Folgender sonderbarer Umstand wurde mir von Hrn. W. Keates an den Kupferwerken128) zu Cheadle mitgetheilt:

„Ich sende Ihnen einige Kupfer-Kügelchen, die beinahe ganz hohl und so leicht sind, daß sie im Wasser schwimmen. Sie entstanden auf folgende Weise. Einer unserer Garöfen hielt ungefähr 20 Zentn. geschmolzenen Kupfers, welches abgelassen werden sollte: indessen war das Kupfer noch nicht gar genug, so daß, als der Arbeiter den Ofen ablassen wollte, er dieß wegen der ungeheuren Menge schwefelig saurer Dämpfe, die der Ofen ausstieß, nicht zu thun vermochte. Man mußte also das Kupfer, statt es in Model ablaufen zu lassen, in eine Cisterne fallen lassen um es zu granuliren: allein, statt daß es Hier die gewöhnliche Form fester Körner annahm, ward das ganze Kupfer so, wie ich Ihnen hier ein Muster davon vorlege, und diese Kügelchen schwammen auf dem Wasser, wie Kork.
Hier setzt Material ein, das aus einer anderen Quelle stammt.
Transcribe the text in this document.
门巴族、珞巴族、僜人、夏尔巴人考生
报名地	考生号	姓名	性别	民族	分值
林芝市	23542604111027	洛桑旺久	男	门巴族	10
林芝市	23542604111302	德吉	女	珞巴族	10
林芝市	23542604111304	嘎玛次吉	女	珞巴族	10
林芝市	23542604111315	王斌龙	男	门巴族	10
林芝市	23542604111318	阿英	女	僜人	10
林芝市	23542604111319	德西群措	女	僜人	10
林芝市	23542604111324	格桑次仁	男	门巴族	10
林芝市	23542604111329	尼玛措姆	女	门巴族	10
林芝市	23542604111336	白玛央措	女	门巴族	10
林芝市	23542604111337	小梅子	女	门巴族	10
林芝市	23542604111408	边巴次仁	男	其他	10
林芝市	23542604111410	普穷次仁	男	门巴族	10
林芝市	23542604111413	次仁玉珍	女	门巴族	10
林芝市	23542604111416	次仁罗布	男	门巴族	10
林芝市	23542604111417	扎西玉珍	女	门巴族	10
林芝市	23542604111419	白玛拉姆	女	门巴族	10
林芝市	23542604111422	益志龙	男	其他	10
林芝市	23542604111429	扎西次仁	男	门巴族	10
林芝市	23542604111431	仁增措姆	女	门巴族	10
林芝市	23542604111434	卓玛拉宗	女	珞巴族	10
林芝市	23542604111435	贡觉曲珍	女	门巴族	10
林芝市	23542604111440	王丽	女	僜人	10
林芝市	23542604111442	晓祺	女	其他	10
Wie läßt sich nun dieses Phänomen auf die wahrscheinlichste Weise erklären?

|381|

Der älteste unserer Arbeiter, der 40 Jahre lang an dem Werke ist, hat nie eine ähnliche Erscheinung gesehen.“

Dieser Bemerkung habe ich bloß dieß zuzusezen, daß die mir übersendeten Kupferkügelchen, obschon sie außerordentlich leicht waren, die Eigenschaft im Wasser zu schwimmen verloren hatten: sie schwammen aber in Schwefelsäure. Ich wage es nicht, irgend eine Erklärung dieser Erscheinung geben zu wollen. (Aus den Annals of Philosophy. Junius 1821. S. 469.)

|380|

Der Gesammt-Ertrag aller Kupferbergwerke in England und Ireland wird in den Annals of Philosophy. Mai 1821. S. 395. für das Jahr 1819. zu 8567 Tonnen, 13 1/4 Ztr., für das Jahr 1820. zu 8703 Tonnen, 15 1/2 Ztr. angegeben. A. d. Ueb.